Data engineers use the StreamSets tool to build and run streaming data flows that access and connect data across various types of data sources. A streaming flow runs continuously to read, process, and write data when the data becomes available. Streaming data flows support light in-flight transformations.
- Access data from multiple types of external systems, including cloud data lakes, cloud data warehouses, and storage systems installed on-premises such as relational databases.
- Build streaming data flows that use an intuitive graphical design interface.
- Detect and correct unexpected data drift.
Before you can build and run StreamSets flows, you must create a StreamSets environment to configure Data Collector engines for your project. You then run the engines in the location where the data resides, which can be on-premises or on a protected cloud computing platform. You build and manage your flows in IBM watsonx.data integration, then run the flows as jobs on the engines.
An engine uses the flow configuration to process the data. As the job runs, the engine sends status updates and metrics back to watsonx.data integration so that you can monitor the job progress in real time.

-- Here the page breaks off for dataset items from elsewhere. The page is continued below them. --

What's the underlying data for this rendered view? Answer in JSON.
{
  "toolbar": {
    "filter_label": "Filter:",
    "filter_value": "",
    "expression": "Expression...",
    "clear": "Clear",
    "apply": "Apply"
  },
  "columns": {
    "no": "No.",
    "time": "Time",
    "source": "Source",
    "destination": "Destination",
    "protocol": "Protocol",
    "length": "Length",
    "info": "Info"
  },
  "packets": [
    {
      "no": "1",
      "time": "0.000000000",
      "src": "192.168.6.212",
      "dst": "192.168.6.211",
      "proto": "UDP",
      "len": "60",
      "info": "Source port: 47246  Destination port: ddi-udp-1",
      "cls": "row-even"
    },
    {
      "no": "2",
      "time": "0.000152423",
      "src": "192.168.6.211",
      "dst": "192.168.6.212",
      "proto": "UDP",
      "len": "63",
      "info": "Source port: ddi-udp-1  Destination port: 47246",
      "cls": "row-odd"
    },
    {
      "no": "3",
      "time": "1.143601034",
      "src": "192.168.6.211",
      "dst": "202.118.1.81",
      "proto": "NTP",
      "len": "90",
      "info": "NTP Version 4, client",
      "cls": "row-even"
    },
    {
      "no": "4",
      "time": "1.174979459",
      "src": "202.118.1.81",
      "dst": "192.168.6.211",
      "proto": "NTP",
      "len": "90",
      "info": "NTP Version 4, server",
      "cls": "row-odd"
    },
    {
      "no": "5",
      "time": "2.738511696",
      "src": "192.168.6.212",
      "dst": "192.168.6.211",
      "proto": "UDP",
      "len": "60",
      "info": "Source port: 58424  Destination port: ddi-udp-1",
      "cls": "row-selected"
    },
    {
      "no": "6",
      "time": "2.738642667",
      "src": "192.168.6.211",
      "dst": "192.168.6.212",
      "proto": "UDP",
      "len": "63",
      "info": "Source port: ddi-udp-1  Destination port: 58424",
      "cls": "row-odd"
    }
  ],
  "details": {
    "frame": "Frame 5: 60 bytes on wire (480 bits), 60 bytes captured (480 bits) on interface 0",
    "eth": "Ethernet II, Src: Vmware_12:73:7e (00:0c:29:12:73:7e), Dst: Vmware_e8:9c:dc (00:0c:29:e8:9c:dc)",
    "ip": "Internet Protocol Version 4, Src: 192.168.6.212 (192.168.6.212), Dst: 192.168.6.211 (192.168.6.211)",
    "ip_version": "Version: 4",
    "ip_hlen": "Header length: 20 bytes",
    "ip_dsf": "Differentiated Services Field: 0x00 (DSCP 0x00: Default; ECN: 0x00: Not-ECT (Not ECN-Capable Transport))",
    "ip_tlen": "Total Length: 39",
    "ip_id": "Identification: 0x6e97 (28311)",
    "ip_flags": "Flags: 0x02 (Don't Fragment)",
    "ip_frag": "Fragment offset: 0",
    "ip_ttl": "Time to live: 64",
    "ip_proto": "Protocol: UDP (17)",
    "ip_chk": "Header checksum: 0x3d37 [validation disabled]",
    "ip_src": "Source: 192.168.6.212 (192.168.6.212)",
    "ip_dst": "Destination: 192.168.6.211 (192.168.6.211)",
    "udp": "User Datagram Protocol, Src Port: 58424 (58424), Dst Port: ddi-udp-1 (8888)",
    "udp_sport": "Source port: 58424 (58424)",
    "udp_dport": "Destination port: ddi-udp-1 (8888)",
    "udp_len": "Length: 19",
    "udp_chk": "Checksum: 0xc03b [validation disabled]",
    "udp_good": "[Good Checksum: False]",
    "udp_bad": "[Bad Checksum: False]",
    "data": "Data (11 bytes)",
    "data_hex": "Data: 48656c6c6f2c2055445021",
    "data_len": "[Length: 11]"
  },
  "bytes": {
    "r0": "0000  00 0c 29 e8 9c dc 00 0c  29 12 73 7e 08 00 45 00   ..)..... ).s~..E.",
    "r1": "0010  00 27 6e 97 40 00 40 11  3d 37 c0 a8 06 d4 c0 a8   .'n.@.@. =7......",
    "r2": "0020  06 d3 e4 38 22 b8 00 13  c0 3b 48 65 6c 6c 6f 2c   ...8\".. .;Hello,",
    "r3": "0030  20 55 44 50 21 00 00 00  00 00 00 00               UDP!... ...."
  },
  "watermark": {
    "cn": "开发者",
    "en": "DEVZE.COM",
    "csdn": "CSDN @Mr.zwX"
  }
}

Since jobs run in your corporate network, you maintain all ownership and control of your data.
Requirements
The following requirements exist for StreamSets:
- Cloud platforms
- IBM Cloud AWS
- Required service
- IBM watsonx.data integration
- Data formats
- StreamSets supports
the following data formats:
- Tables in relational data sources
- Avro
- Binary
- Datagram
- Delimited
- Excel
- JSON
- Log
- Parquet
- Protobuf
- Text
- Whole File
- XML
- Data size
- StreamSets works with data of any size.
- Required permissions
- Your role determines which tasks you can complete:
- To administer a StreamSets environment for a project, you must have the Editor or Admin role in the project.
- To create a StreamSets flow and run a job for the flow, you must have the Editor or Admin role in the project.
- To view the job run details created for a StreamSets flow, you can have the Viewer, Editor, or Admin role in the project.
Streaming real-time data tasks
Complete the following high-level tasks to stream real-time data:
- Administer StreamSets
environments.
Create a StreamSets environment to configure Data Collector engines for your project. Then run the engines in your corporate network.
- Create StreamSets
flows.
Create a StreamSets flow to define how data flows from source to target systems and how the data is processed along the way.
- Run jobs.
Run a job for a finished flow. The job runs on the environment that is selected for the flow.